PSA processes are commonly carried out in elongate vessels having an inlet end and a nonadsorbed product outlet end and which are packed with a bed of particulate material which adsorbs one or more components of the gas mixture more strongly than it adsorbs one or more other components of the gas mixture. PSA processes include the basic steps of adsorption or production and adsorbent regeneration. During the adsorption step, the gas mixture to be separated is passed cocurrently through an adsorption vessel (in the direction from the inlet end towards the nonadsorbed product outlet end) at a selected adsorption pressure. The strongly adsorbed component(s) are adsorbed from the gas mixture as it passes through the vessel, and the nonadsorbed component(s) pass out of the vessel through the nonadsorbed product outlet. During the adsorbent regeneration step, the vessel is depressurized by releasing or withdrawing (evacuating) gas countercurrently (in the direction opposite the cocurrent direction) out of the vessel. The strongly adsorbed component(s) are removed from the vessel during the adsorbent regeneration step.

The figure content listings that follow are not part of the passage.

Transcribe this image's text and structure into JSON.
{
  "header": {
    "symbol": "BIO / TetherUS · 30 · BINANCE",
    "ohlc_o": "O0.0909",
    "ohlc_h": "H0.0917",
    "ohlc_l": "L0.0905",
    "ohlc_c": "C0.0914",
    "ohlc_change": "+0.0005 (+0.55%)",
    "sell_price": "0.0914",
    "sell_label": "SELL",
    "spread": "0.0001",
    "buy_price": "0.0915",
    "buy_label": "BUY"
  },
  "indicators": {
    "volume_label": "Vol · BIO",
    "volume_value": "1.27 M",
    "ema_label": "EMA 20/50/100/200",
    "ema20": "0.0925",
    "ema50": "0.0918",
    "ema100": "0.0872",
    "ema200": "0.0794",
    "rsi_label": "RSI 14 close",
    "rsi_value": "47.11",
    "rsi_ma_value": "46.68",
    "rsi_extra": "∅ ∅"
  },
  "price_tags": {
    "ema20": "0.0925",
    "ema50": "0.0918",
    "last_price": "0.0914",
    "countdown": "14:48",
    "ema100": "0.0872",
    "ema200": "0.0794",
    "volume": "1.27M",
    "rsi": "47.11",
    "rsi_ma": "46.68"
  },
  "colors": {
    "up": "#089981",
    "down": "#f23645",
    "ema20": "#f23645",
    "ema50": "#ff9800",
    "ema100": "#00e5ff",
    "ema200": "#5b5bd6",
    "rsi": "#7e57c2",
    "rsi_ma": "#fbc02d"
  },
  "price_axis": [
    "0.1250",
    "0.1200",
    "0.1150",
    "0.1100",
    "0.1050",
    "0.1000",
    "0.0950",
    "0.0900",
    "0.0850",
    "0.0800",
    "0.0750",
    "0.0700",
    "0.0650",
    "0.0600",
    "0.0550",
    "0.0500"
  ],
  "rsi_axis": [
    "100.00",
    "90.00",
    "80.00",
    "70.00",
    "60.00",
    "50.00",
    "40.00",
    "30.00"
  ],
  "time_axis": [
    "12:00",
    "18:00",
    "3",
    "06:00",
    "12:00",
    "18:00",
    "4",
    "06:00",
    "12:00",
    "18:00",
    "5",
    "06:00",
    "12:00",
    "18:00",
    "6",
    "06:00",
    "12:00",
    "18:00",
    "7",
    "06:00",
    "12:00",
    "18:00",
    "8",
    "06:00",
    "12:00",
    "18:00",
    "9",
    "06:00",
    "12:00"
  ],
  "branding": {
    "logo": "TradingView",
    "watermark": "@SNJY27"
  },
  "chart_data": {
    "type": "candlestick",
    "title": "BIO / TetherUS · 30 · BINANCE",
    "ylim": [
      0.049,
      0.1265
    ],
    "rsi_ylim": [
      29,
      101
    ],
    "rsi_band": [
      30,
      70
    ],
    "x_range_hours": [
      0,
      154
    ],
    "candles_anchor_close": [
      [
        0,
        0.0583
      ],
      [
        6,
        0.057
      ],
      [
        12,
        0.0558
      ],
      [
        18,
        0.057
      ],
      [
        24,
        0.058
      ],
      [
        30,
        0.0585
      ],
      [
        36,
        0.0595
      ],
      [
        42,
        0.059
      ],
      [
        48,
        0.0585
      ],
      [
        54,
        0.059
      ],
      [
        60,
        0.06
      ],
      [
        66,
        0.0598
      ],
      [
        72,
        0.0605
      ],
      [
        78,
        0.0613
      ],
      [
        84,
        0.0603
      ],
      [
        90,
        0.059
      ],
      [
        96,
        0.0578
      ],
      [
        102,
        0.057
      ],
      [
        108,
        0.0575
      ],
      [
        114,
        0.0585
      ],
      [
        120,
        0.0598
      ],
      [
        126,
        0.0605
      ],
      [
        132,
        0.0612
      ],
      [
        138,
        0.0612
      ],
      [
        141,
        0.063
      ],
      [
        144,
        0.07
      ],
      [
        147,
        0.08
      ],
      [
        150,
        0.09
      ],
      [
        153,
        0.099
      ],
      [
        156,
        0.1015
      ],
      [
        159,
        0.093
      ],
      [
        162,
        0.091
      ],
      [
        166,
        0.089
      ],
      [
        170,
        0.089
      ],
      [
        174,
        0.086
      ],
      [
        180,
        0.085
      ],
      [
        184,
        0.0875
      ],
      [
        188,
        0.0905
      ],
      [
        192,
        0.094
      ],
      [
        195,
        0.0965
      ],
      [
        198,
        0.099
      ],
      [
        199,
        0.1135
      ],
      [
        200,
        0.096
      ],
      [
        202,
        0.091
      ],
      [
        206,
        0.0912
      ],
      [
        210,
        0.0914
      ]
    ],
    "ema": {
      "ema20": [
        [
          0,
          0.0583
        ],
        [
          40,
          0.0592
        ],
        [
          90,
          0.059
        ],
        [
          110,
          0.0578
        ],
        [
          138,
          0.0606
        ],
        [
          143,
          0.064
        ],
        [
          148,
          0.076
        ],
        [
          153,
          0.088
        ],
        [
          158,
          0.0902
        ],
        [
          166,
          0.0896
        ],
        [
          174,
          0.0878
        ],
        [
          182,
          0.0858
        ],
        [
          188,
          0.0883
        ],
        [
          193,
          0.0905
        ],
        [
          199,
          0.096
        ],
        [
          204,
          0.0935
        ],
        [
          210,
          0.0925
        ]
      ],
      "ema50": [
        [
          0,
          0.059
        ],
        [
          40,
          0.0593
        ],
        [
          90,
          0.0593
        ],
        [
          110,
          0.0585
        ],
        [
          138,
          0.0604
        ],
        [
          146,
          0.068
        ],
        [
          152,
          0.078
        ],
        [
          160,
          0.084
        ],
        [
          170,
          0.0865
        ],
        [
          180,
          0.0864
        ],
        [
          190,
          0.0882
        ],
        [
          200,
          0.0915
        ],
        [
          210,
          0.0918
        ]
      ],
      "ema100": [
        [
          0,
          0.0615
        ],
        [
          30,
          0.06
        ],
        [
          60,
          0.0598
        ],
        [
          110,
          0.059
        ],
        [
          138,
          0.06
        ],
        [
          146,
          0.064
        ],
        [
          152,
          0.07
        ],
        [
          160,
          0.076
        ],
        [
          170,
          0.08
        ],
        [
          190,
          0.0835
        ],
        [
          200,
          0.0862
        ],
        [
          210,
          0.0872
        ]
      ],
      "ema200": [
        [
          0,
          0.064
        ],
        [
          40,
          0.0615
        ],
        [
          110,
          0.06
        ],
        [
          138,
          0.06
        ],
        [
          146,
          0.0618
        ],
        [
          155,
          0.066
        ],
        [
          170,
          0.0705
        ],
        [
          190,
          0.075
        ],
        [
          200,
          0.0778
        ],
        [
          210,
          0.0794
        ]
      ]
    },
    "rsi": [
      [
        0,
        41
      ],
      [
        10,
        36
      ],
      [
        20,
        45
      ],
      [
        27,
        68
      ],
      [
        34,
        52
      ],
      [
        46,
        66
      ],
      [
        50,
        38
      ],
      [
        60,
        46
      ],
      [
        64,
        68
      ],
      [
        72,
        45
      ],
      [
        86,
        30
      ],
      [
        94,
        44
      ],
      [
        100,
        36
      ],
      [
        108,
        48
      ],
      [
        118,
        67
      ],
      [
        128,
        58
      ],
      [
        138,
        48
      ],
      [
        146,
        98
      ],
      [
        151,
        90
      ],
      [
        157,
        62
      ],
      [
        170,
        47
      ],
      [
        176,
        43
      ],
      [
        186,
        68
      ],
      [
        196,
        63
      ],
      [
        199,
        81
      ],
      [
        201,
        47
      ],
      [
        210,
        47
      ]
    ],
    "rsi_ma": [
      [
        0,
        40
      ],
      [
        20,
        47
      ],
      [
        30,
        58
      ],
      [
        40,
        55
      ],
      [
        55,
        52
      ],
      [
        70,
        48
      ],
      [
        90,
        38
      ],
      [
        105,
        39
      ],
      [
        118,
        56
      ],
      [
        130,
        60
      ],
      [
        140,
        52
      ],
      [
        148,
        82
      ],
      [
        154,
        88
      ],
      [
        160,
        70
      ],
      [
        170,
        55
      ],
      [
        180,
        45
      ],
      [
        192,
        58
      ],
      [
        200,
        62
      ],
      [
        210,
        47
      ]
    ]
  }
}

In addition to the basic steps, PSA processes generally have a number of additional steps. One important step is bed equalization, in which gas discharged from an adsorption vessel upon completion of the adsorption step (equalization-depressurization) is reintroduced in the vessel (or introduced into another vessel, in the case of multivessel systems) after completion of the adsorbent regeneration step (equalization-repressurization). During equalization, the gas can be removed from a vessel via its outlet end and reintroduced into the vessel via its outlet end (outlet-to-outlet equalization) or it can be removed from the vessel via its inlet end and reintroduced into the vessel via its inlet end (inlet-to-inlet equalization) or by other combinations of these. Conventional bed equalization serves two important purposes: it saves energy by using compressed gas released from an adsorption vessel after an adsorption step to partially repressurize the vessel for the adsorption step of the following cycle of the process, and it allows recovery of valuable partially fractionated gas component.
Another step that enhances the efficiency of adsorption processes is the purge or rinse step. This step generally assists in the regeneration of the adsorbent, and it can take place before, during, or after the countercurrent depressurization step. When the primary purpose of the PSA process is to recover nonadsorbed product, the purge is carried out by passing low pressure nonadsorbed product gas countercurrently through the adsorption vessel during or after the countercurrent depressurization step. When the primary product is the strongly adsorbed component of the mixture, the purge step is carried out by passing strongly adsorbed gas cocurrently through the vessel before, during or after countercurrent depressurization of the vessel. In any event, the purge step serves to remove additional undesired component from the adsorbent by increasing the partial pressure of the desired component in the vessel, thereby causing desorption of undesired component from the adsorbent, and by flushing undesired component from the vessel.
When a PSA process is practiced to recover a strongly adsorbed component from a gas mixture and the gas mixture contains more than one component that is preferentially adsorbed by the adsorbent, it is difficult to recover the desired component in high purity and at high yield. Improvements which enhance the purity and yield of strongly adsorbed products produced in PSA processes are continually sought. The present invention provides such an improvement.